New reports presented to the Dallas City Council Transportation Committee Monday showed more than half the city’s 1,400 traffic signals are more than 40 years old. Hundreds of them can’t communicate to synchronize and manage traffic.

Dallas city leaders want a walkable city but some places have no sidewalks and others have very old walkways with a policy that makes property owners pay to fix them.

“We're looking at eliminating that part of the program so the city just carries the burden of sidewalk repair.

City officials suggested an unexpected increase in sale tax revenue could pay for needed pavement markings that urgently need replacement but the rest of the needs remain largely underfunded.

“This is what people expect their city taxes to pay for and this is quality of life,” Council Member Cara Mendelsohn said. “So far today, all of these things need to be better funded for our residents.”

But several members also said the new fee on new construction would be very unpopular.

“We are trying to build houses in the southern part of town, and we don't want to turn developers around and say here is an impact fee. I can see in the future we could do it but right now we need more housing to get built on the ground,” City Councilman Tennell Atkins said.

Councilman Chad West wanted more input from builders before taking a position.

“We need to vet it out on who it is going to impact before council starts making recommendations,” West said. “I’m not going to feel comfortable supporting this today.”

A briefing document said the city was planning to spend $600,000 to hire a consultant to take input and study possible revenue from the new fees.

“That’s probably the most Dallas thing ever, that we’ll pay several hundred thousand dollars to have a study to ask us what we think about it and give the city a recommendation and as you can see here, we’re doing it for free,” Crone said.

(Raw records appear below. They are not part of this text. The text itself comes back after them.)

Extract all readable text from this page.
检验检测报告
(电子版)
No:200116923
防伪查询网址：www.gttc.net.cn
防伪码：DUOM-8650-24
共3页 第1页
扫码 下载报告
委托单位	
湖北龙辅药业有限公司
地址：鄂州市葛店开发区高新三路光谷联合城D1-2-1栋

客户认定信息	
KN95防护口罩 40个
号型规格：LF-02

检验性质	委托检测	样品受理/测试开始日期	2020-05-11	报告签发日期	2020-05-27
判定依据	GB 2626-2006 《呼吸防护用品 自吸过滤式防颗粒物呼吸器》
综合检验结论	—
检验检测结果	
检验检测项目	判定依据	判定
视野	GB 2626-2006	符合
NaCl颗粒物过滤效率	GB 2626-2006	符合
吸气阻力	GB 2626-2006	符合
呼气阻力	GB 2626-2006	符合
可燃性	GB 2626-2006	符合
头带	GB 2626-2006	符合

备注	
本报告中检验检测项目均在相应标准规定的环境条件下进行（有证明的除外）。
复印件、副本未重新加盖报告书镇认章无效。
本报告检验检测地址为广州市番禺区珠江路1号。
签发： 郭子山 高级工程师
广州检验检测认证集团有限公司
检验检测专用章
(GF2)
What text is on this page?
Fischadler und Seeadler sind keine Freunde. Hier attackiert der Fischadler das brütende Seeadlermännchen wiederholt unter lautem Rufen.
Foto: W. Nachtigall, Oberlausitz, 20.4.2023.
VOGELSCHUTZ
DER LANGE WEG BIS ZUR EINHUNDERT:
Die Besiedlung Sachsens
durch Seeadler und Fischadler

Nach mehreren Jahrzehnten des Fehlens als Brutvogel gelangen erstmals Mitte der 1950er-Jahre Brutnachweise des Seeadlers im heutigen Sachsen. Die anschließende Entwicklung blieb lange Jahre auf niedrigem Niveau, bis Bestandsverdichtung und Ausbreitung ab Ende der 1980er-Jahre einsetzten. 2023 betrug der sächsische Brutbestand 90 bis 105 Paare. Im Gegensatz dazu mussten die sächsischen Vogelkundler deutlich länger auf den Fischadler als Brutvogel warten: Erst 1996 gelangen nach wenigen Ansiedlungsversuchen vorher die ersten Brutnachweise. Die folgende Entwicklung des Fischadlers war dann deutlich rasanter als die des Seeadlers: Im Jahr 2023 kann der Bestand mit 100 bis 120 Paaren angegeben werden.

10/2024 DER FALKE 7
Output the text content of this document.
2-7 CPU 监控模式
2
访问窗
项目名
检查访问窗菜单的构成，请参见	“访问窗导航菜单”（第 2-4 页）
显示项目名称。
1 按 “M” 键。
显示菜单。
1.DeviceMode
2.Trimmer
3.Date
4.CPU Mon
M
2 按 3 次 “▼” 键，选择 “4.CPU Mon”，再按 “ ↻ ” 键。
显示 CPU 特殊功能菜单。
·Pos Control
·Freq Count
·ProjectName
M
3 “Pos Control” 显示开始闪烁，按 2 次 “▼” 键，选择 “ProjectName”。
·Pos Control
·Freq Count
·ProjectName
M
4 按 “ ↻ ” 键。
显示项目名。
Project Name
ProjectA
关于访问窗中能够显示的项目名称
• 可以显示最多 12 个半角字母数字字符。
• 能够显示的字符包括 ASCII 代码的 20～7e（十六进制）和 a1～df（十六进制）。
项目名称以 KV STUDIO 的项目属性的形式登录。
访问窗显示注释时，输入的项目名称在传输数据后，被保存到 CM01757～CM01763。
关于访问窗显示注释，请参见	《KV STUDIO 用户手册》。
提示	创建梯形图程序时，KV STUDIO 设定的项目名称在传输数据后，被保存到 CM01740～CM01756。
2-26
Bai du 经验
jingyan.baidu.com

According to a Dallas briefing Monday, among comparable cities in Texas, Houston and San Antonio do not have street impact fees, but Austin, Fort Worth, Arlington, Frisco, Garland, McKinney and Rowlett do.

Crone said those that have the fee have large vacant areas that may support large new developments that need entirely new roads and sidewalks. 

In Dallas, Crone said new construction is already paying its way with requirements to build those improvements in locations immediately adjacent to a new structure.